Par un mémoire en défense, enregistré le 5 septembre 2023, le ministre de l'agriculture et de la souveraineté alimentaire déclare s'en remettre à la sagesse de la cour.

Vu les autres pièces du dossier.

Vu :

- le code de l'environnement ;

- le code de l'urbanisme ;

- le code de justice administrative.

Les parties ont été régulièrement averties du jour de l'audience.

Ont été entendus au cours de l'audience publique :

- le rapport de Mme Bénédicte Martin,

- les conclusions de Mme Pauline Reynaud, rapporteure publique,

- et les observations de Me Vieira, pour les associations Vive la forêt et des riverains du lac de Lacanau et de Me Chatel pour la commune de Lacanau.

Considérant ce qui suit :

1. Le 25 février 2020, la société civile de construction vente (SCCV) Moutchic a déposé un dossier de demande d'autorisation de défrichement, déclaré complet le 29 avril 2020, portant sur une superficie de 3,5463 hectares de bois situés sur les parcelles section AK n°s 1 et 41, au lieu-dit " le Moutchic " en bordure du lac, sur le territoire de la commune de Lacanau, dans le cadre d'un projet de création d'un pôle médico-social comprenant une résidence autonomie de 53 appartements, un établissement d'hébergement pour personnes âgées dépendantes (EHPAD) de 62 chambres, un pôle de santé et une crèche. Par un arrêté du 22 janvier 2021 la préfète de la Gironde a autorisé le défrichement de parcelles de bois pour une surface totale de 3,3883 hectares. L'association Vive la forêt et l'association des riverains du lac de Lacanau ont demandé au tribunal administratif de Bordeaux d'annuler l'arrêté du 22 janvier 2021. La société Moutchic relève appel du jugement n° 2100594 du 22 octobre 2021 par lequel le tribunal administratif de Bordeaux a annulé l'arrêté du 22 janvier 2021.

Sur la recevabilité de l'intervention de la commune de Lacanau :

2. La commune de Lacanau soutient être propriétaire des parcelles, objet de la demande d'autorisation de défrichement, laquelle a été déposée avec son accord et s'inscrit dans un projet de vente et de réalisation d'un projet d'intérêt général à vocation médico-sociale. Par suite, elle justifie d'un intérêt suffisant eu égard à la nature et l'objet du litige. Son intervention doit être admise.

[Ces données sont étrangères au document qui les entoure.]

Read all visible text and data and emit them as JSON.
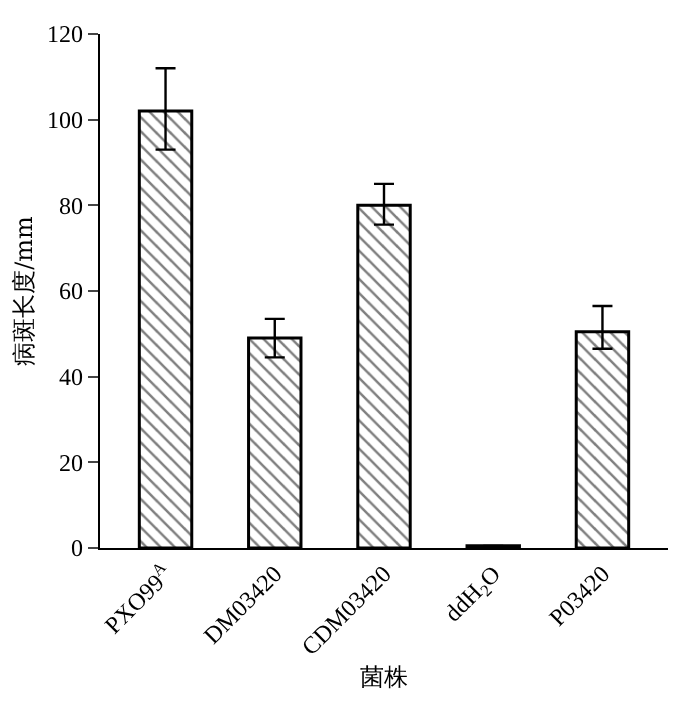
{
  "chart_data": {
    "type": "bar",
    "xlabel": "菌株",
    "ylabel": "病斑长度/mm",
    "categories": [
      "PXO99$^{A}$",
      "DM03420",
      "CDM03420",
      "ddH$_{2}$O",
      "P03420"
    ],
    "values": [
      102,
      49,
      80,
      0.5,
      50.5
    ],
    "errors": [
      [
        93,
        112
      ],
      [
        44.5,
        53.5
      ],
      [
        75.5,
        85
      ],
      null,
      [
        46.5,
        56.5
      ]
    ],
    "color": "#000000",
    "ylim": [
      0,
      120
    ],
    "yticks": [
      0,
      20,
      40,
      60,
      80,
      100,
      120
    ]
  }
}
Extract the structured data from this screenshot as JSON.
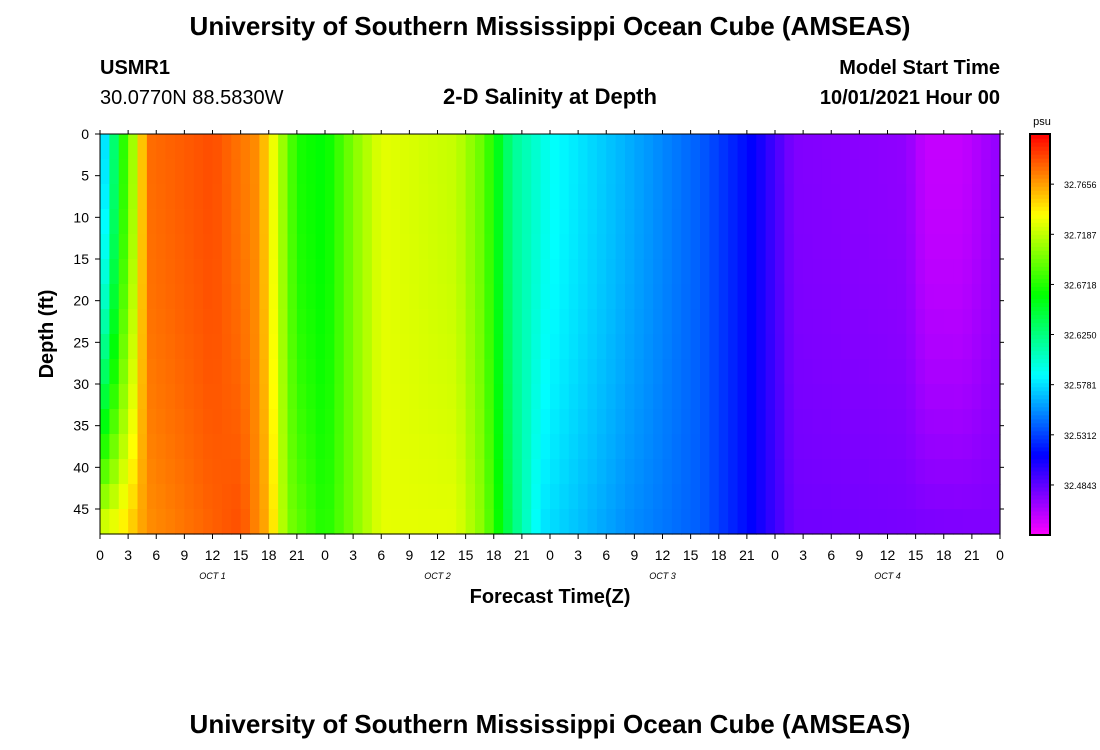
{
  "page": {
    "title": "University of Southern Mississippi Ocean Cube (AMSEAS)",
    "footer_title": "University of Southern Mississippi Ocean Cube (AMSEAS)",
    "station_id": "USMR1",
    "coordinates": "30.0770N  88.5830W",
    "subtitle": "2-D Salinity at Depth",
    "model_start_label": "Model Start Time",
    "model_start_value": "10/01/2021 Hour 00"
  },
  "chart_data": {
    "type": "heatmap",
    "title": "2-D Salinity at Depth",
    "xlabel": "Forecast Time(Z)",
    "ylabel": "Depth (ft)",
    "units": "psu",
    "x_hours": [
      0,
      96
    ],
    "y_depth_ft": [
      0,
      48
    ],
    "y_inverted": true,
    "xtick_labels": [
      "0",
      "3",
      "6",
      "9",
      "12",
      "15",
      "18",
      "21",
      "0",
      "3",
      "6",
      "9",
      "12",
      "15",
      "18",
      "21",
      "0",
      "3",
      "6",
      "9",
      "12",
      "15",
      "18",
      "21",
      "0",
      "3",
      "6",
      "9",
      "12",
      "15",
      "18",
      "21",
      "0"
    ],
    "day_labels": [
      "OCT  1",
      "OCT  2",
      "OCT  3",
      "OCT  4"
    ],
    "ytick_labels": [
      "0",
      "5",
      "10",
      "15",
      "20",
      "25",
      "30",
      "35",
      "40",
      "45"
    ],
    "ytick_values": [
      0,
      5,
      10,
      15,
      20,
      25,
      30,
      35,
      40,
      45
    ],
    "colorbar": {
      "label": "psu",
      "tick_labels": [
        "32.7656",
        "32.7187",
        "32.6718",
        "32.6250",
        "32.5781",
        "32.5312",
        "32.4843"
      ],
      "tick_values": [
        32.7656,
        32.7187,
        32.6718,
        32.625,
        32.5781,
        32.5312,
        32.4843
      ],
      "range": [
        32.4375,
        32.8125
      ]
    },
    "surface_profile_psu": [
      [
        0,
        32.56
      ],
      [
        1,
        32.6
      ],
      [
        2,
        32.66
      ],
      [
        3,
        32.69
      ],
      [
        4,
        32.73
      ],
      [
        5,
        32.78
      ],
      [
        12,
        32.79
      ],
      [
        17,
        32.77
      ],
      [
        19,
        32.72
      ],
      [
        21,
        32.67
      ],
      [
        24,
        32.66
      ],
      [
        27,
        32.7
      ],
      [
        30,
        32.73
      ],
      [
        38,
        32.72
      ],
      [
        41,
        32.69
      ],
      [
        44,
        32.62
      ],
      [
        48,
        32.59
      ],
      [
        56,
        32.565
      ],
      [
        64,
        32.54
      ],
      [
        70,
        32.51
      ],
      [
        74,
        32.475
      ],
      [
        86,
        32.47
      ],
      [
        88,
        32.455
      ],
      [
        92,
        32.455
      ],
      [
        96,
        32.47
      ]
    ],
    "bottom_profile_psu": [
      [
        0,
        32.73
      ],
      [
        2,
        32.74
      ],
      [
        5,
        32.77
      ],
      [
        15,
        32.79
      ],
      [
        18,
        32.76
      ],
      [
        19,
        32.73
      ],
      [
        20,
        32.7
      ],
      [
        24,
        32.67
      ],
      [
        27,
        32.7
      ],
      [
        30,
        32.73
      ],
      [
        38,
        32.73
      ],
      [
        41,
        32.7
      ],
      [
        44,
        32.63
      ],
      [
        47,
        32.58
      ],
      [
        56,
        32.555
      ],
      [
        64,
        32.54
      ],
      [
        70,
        32.51
      ],
      [
        74,
        32.48
      ],
      [
        96,
        32.475
      ]
    ]
  }
}
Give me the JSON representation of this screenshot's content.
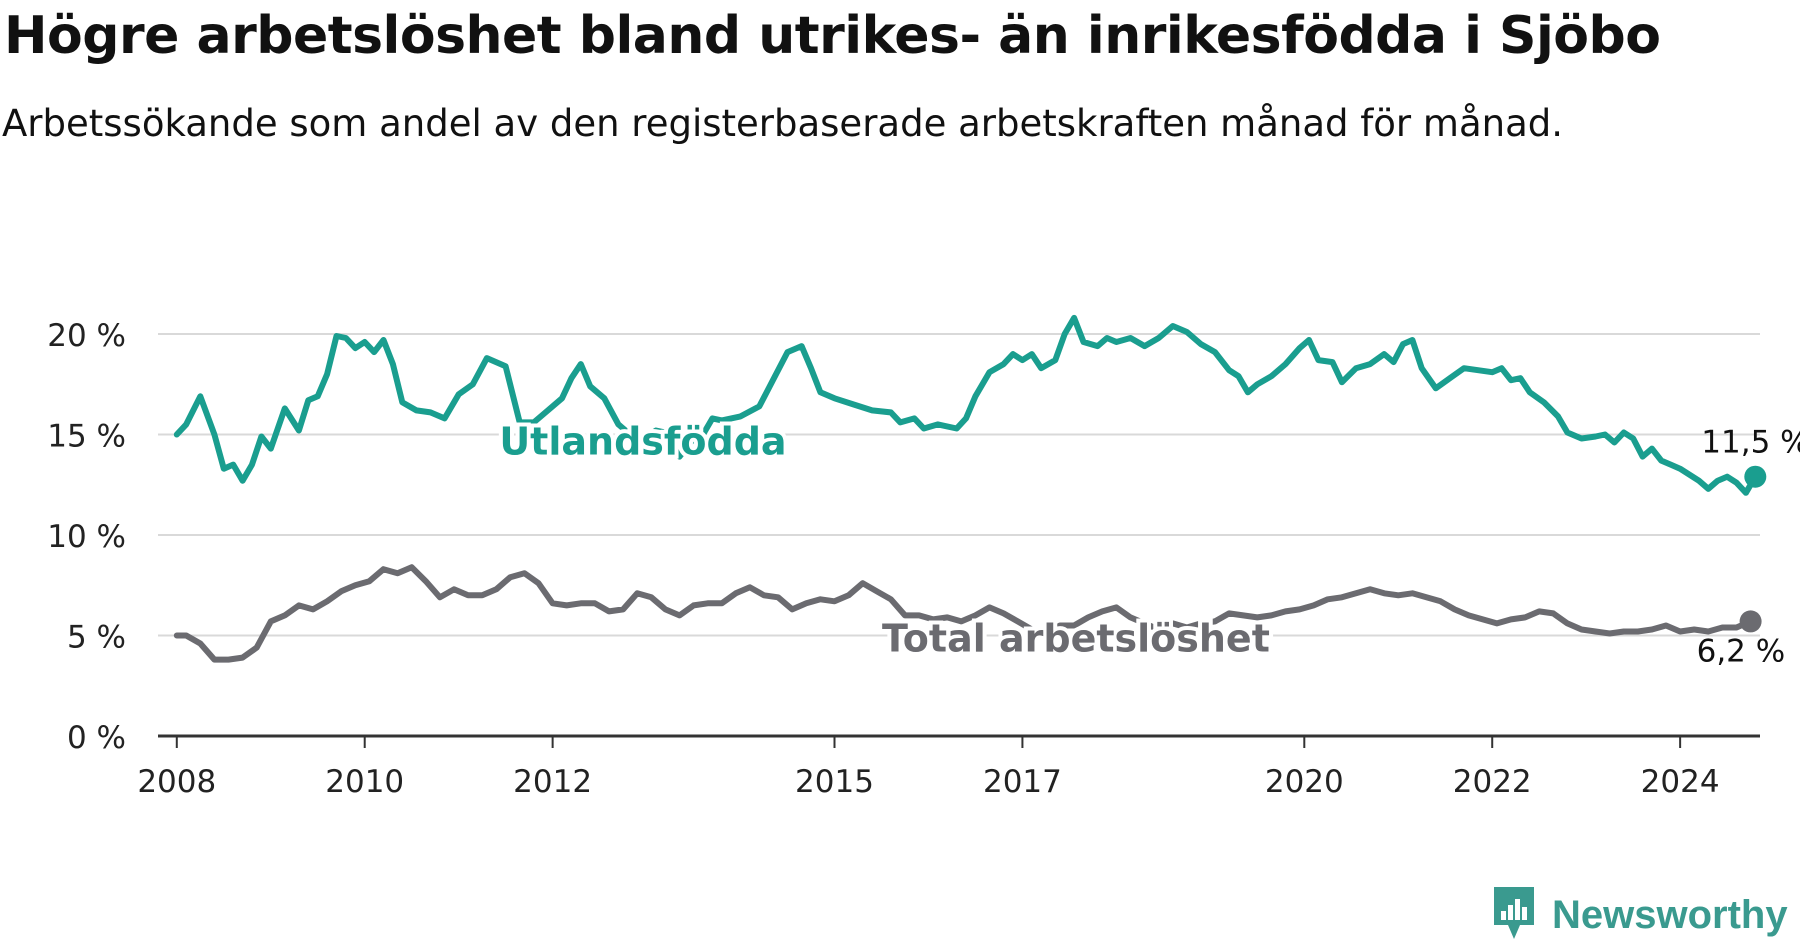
{
  "title": "Högre arbetslöshet bland utrikes- än inrikesfödda i Sjöbo",
  "subtitle": "Arbetssökande som andel av den registerbaserade arbetskraften månad för månad.",
  "brand": {
    "name": "Newsworthy",
    "icon": "newsworthy-logo-icon",
    "color": "#3a9a8f"
  },
  "chart_data": {
    "type": "line",
    "x_range": [
      2007.8,
      2024.85
    ],
    "ylim": [
      0,
      20
    ],
    "y_ticks": [
      0,
      5,
      10,
      15,
      20
    ],
    "y_tick_labels": [
      "0 %",
      "5 %",
      "10 %",
      "15 %",
      "20 %"
    ],
    "x_ticks": [
      2008,
      2010,
      2012,
      2015,
      2017,
      2020,
      2022,
      2024
    ],
    "x_tick_labels": [
      "2008",
      "2010",
      "2012",
      "2015",
      "2017",
      "2020",
      "2022",
      "2024"
    ],
    "grid": true,
    "series": [
      {
        "name": "Utlandsfödda",
        "color": "#1a9e8f",
        "end_label": "11,5 %",
        "points": [
          [
            2008.0,
            15.0
          ],
          [
            2008.1,
            15.5
          ],
          [
            2008.25,
            16.9
          ],
          [
            2008.4,
            15.0
          ],
          [
            2008.5,
            13.3
          ],
          [
            2008.6,
            13.5
          ],
          [
            2008.7,
            12.7
          ],
          [
            2008.8,
            13.5
          ],
          [
            2008.9,
            14.9
          ],
          [
            2009.0,
            14.3
          ],
          [
            2009.15,
            16.3
          ],
          [
            2009.3,
            15.2
          ],
          [
            2009.4,
            16.7
          ],
          [
            2009.5,
            16.9
          ],
          [
            2009.6,
            18.0
          ],
          [
            2009.7,
            19.9
          ],
          [
            2009.8,
            19.8
          ],
          [
            2009.9,
            19.3
          ],
          [
            2010.0,
            19.6
          ],
          [
            2010.1,
            19.1
          ],
          [
            2010.2,
            19.7
          ],
          [
            2010.3,
            18.5
          ],
          [
            2010.4,
            16.6
          ],
          [
            2010.55,
            16.2
          ],
          [
            2010.7,
            16.1
          ],
          [
            2010.85,
            15.8
          ],
          [
            2011.0,
            17.0
          ],
          [
            2011.15,
            17.5
          ],
          [
            2011.3,
            18.8
          ],
          [
            2011.5,
            18.4
          ],
          [
            2011.65,
            15.6
          ],
          [
            2011.8,
            15.6
          ],
          [
            2011.95,
            16.2
          ],
          [
            2012.1,
            16.8
          ],
          [
            2012.2,
            17.8
          ],
          [
            2012.3,
            18.5
          ],
          [
            2012.4,
            17.4
          ],
          [
            2012.55,
            16.8
          ],
          [
            2012.7,
            15.5
          ],
          [
            2012.85,
            14.9
          ],
          [
            2013.0,
            14.9
          ],
          [
            2013.1,
            15.2
          ],
          [
            2013.2,
            15.1
          ],
          [
            2013.35,
            13.9
          ],
          [
            2013.5,
            14.8
          ],
          [
            2013.6,
            15.0
          ],
          [
            2013.7,
            15.8
          ],
          [
            2013.8,
            15.7
          ],
          [
            2014.0,
            15.9
          ],
          [
            2014.2,
            16.4
          ],
          [
            2014.5,
            19.1
          ],
          [
            2014.65,
            19.4
          ],
          [
            2014.75,
            18.3
          ],
          [
            2014.85,
            17.1
          ],
          [
            2015.0,
            16.8
          ],
          [
            2015.2,
            16.5
          ],
          [
            2015.4,
            16.2
          ],
          [
            2015.6,
            16.1
          ],
          [
            2015.7,
            15.6
          ],
          [
            2015.85,
            15.8
          ],
          [
            2015.95,
            15.3
          ],
          [
            2016.1,
            15.5
          ],
          [
            2016.3,
            15.3
          ],
          [
            2016.4,
            15.8
          ],
          [
            2016.5,
            16.9
          ],
          [
            2016.65,
            18.1
          ],
          [
            2016.8,
            18.5
          ],
          [
            2016.9,
            19.0
          ],
          [
            2017.0,
            18.7
          ],
          [
            2017.1,
            19.0
          ],
          [
            2017.2,
            18.3
          ],
          [
            2017.35,
            18.7
          ],
          [
            2017.45,
            20.0
          ],
          [
            2017.55,
            20.8
          ],
          [
            2017.65,
            19.6
          ],
          [
            2017.8,
            19.4
          ],
          [
            2017.9,
            19.8
          ],
          [
            2018.0,
            19.6
          ],
          [
            2018.15,
            19.8
          ],
          [
            2018.3,
            19.4
          ],
          [
            2018.45,
            19.8
          ],
          [
            2018.6,
            20.4
          ],
          [
            2018.75,
            20.1
          ],
          [
            2018.9,
            19.5
          ],
          [
            2019.05,
            19.1
          ],
          [
            2019.2,
            18.2
          ],
          [
            2019.3,
            17.9
          ],
          [
            2019.4,
            17.1
          ],
          [
            2019.5,
            17.5
          ],
          [
            2019.65,
            17.9
          ],
          [
            2019.8,
            18.5
          ],
          [
            2019.95,
            19.3
          ],
          [
            2020.05,
            19.7
          ],
          [
            2020.15,
            18.7
          ],
          [
            2020.3,
            18.6
          ],
          [
            2020.4,
            17.6
          ],
          [
            2020.55,
            18.3
          ],
          [
            2020.7,
            18.5
          ],
          [
            2020.85,
            19.0
          ],
          [
            2020.95,
            18.6
          ],
          [
            2021.05,
            19.5
          ],
          [
            2021.15,
            19.7
          ],
          [
            2021.25,
            18.3
          ],
          [
            2021.4,
            17.3
          ],
          [
            2021.55,
            17.8
          ],
          [
            2021.7,
            18.3
          ],
          [
            2021.85,
            18.2
          ],
          [
            2022.0,
            18.1
          ],
          [
            2022.1,
            18.3
          ],
          [
            2022.2,
            17.7
          ],
          [
            2022.3,
            17.8
          ],
          [
            2022.4,
            17.1
          ],
          [
            2022.55,
            16.6
          ],
          [
            2022.7,
            15.9
          ],
          [
            2022.8,
            15.1
          ],
          [
            2022.95,
            14.8
          ],
          [
            2023.1,
            14.9
          ],
          [
            2023.2,
            15.0
          ],
          [
            2023.3,
            14.6
          ],
          [
            2023.4,
            15.1
          ],
          [
            2023.5,
            14.8
          ],
          [
            2023.6,
            13.9
          ],
          [
            2023.7,
            14.3
          ],
          [
            2023.8,
            13.7
          ],
          [
            2023.9,
            13.5
          ],
          [
            2024.0,
            13.3
          ],
          [
            2024.1,
            13.0
          ],
          [
            2024.2,
            12.7
          ],
          [
            2024.3,
            12.3
          ],
          [
            2024.4,
            12.7
          ],
          [
            2024.5,
            12.9
          ],
          [
            2024.6,
            12.6
          ],
          [
            2024.7,
            12.1
          ],
          [
            2024.8,
            12.9
          ],
          [
            2024.9,
            11.8
          ],
          [
            2025.0,
            11.5
          ]
        ]
      },
      {
        "name": "Total arbetslöshet",
        "color": "#6b6b70",
        "end_label": "6,2 %",
        "points": [
          [
            2008.0,
            5.0
          ],
          [
            2008.1,
            5.0
          ],
          [
            2008.25,
            4.6
          ],
          [
            2008.4,
            3.8
          ],
          [
            2008.55,
            3.8
          ],
          [
            2008.7,
            3.9
          ],
          [
            2008.85,
            4.4
          ],
          [
            2009.0,
            5.7
          ],
          [
            2009.15,
            6.0
          ],
          [
            2009.3,
            6.5
          ],
          [
            2009.45,
            6.3
          ],
          [
            2009.6,
            6.7
          ],
          [
            2009.75,
            7.2
          ],
          [
            2009.9,
            7.5
          ],
          [
            2010.05,
            7.7
          ],
          [
            2010.2,
            8.3
          ],
          [
            2010.35,
            8.1
          ],
          [
            2010.5,
            8.4
          ],
          [
            2010.65,
            7.7
          ],
          [
            2010.8,
            6.9
          ],
          [
            2010.95,
            7.3
          ],
          [
            2011.1,
            7.0
          ],
          [
            2011.25,
            7.0
          ],
          [
            2011.4,
            7.3
          ],
          [
            2011.55,
            7.9
          ],
          [
            2011.7,
            8.1
          ],
          [
            2011.85,
            7.6
          ],
          [
            2012.0,
            6.6
          ],
          [
            2012.15,
            6.5
          ],
          [
            2012.3,
            6.6
          ],
          [
            2012.45,
            6.6
          ],
          [
            2012.6,
            6.2
          ],
          [
            2012.75,
            6.3
          ],
          [
            2012.9,
            7.1
          ],
          [
            2013.05,
            6.9
          ],
          [
            2013.2,
            6.3
          ],
          [
            2013.35,
            6.0
          ],
          [
            2013.5,
            6.5
          ],
          [
            2013.65,
            6.6
          ],
          [
            2013.8,
            6.6
          ],
          [
            2013.95,
            7.1
          ],
          [
            2014.1,
            7.4
          ],
          [
            2014.25,
            7.0
          ],
          [
            2014.4,
            6.9
          ],
          [
            2014.55,
            6.3
          ],
          [
            2014.7,
            6.6
          ],
          [
            2014.85,
            6.8
          ],
          [
            2015.0,
            6.7
          ],
          [
            2015.15,
            7.0
          ],
          [
            2015.3,
            7.6
          ],
          [
            2015.45,
            7.2
          ],
          [
            2015.6,
            6.8
          ],
          [
            2015.75,
            6.0
          ],
          [
            2015.9,
            6.0
          ],
          [
            2016.05,
            5.8
          ],
          [
            2016.2,
            5.9
          ],
          [
            2016.35,
            5.7
          ],
          [
            2016.5,
            6.0
          ],
          [
            2016.65,
            6.4
          ],
          [
            2016.8,
            6.1
          ],
          [
            2016.95,
            5.7
          ],
          [
            2017.1,
            5.3
          ],
          [
            2017.25,
            5.1
          ],
          [
            2017.4,
            5.5
          ],
          [
            2017.55,
            5.5
          ],
          [
            2017.7,
            5.9
          ],
          [
            2017.85,
            6.2
          ],
          [
            2018.0,
            6.4
          ],
          [
            2018.15,
            5.9
          ],
          [
            2018.3,
            5.6
          ],
          [
            2018.45,
            5.3
          ],
          [
            2018.6,
            5.6
          ],
          [
            2018.75,
            5.4
          ],
          [
            2018.9,
            5.6
          ],
          [
            2019.05,
            5.7
          ],
          [
            2019.2,
            6.1
          ],
          [
            2019.35,
            6.0
          ],
          [
            2019.5,
            5.9
          ],
          [
            2019.65,
            6.0
          ],
          [
            2019.8,
            6.2
          ],
          [
            2019.95,
            6.3
          ],
          [
            2020.1,
            6.5
          ],
          [
            2020.25,
            6.8
          ],
          [
            2020.4,
            6.9
          ],
          [
            2020.55,
            7.1
          ],
          [
            2020.7,
            7.3
          ],
          [
            2020.85,
            7.1
          ],
          [
            2021.0,
            7.0
          ],
          [
            2021.15,
            7.1
          ],
          [
            2021.3,
            6.9
          ],
          [
            2021.45,
            6.7
          ],
          [
            2021.6,
            6.3
          ],
          [
            2021.75,
            6.0
          ],
          [
            2021.9,
            5.8
          ],
          [
            2022.05,
            5.6
          ],
          [
            2022.2,
            5.8
          ],
          [
            2022.35,
            5.9
          ],
          [
            2022.5,
            6.2
          ],
          [
            2022.65,
            6.1
          ],
          [
            2022.8,
            5.6
          ],
          [
            2022.95,
            5.3
          ],
          [
            2023.1,
            5.2
          ],
          [
            2023.25,
            5.1
          ],
          [
            2023.4,
            5.2
          ],
          [
            2023.55,
            5.2
          ],
          [
            2023.7,
            5.3
          ],
          [
            2023.85,
            5.5
          ],
          [
            2024.0,
            5.2
          ],
          [
            2024.15,
            5.3
          ],
          [
            2024.3,
            5.2
          ],
          [
            2024.45,
            5.4
          ],
          [
            2024.6,
            5.4
          ],
          [
            2024.75,
            5.7
          ],
          [
            2024.9,
            6.3
          ],
          [
            2025.0,
            6.0
          ],
          [
            2025.15,
            5.7
          ],
          [
            2025.3,
            5.8
          ],
          [
            2025.45,
            6.0
          ],
          [
            2025.6,
            6.2
          ]
        ]
      }
    ]
  }
}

Sur le motif d'annulation retenu par le tribunal administratif de Bordeaux :

3. Pour annuler l'arrêté attaqué, le tribunal administratif de Bordeaux a jugé que le terrain d'assiette du projet de défrichement, situé entre Carreyre et Le Moutchic, s'intégrait dans une unité paysagère d'ensemble caractérisée notamment par une continuité boisée depuis la zone littorale du lac de Lacanau jusqu'à la dune boisée, " espace boisé classé ", classée en zone NR, et devait être regardé comme constituant un espace naturel remarquable. Il en a ainsi déduit que l'arrêté d'autorisation de défrichement avait été pris en méconnaissance des dispositions des articles L. 121-23 et R. 121-4 du code de l'urbanisme.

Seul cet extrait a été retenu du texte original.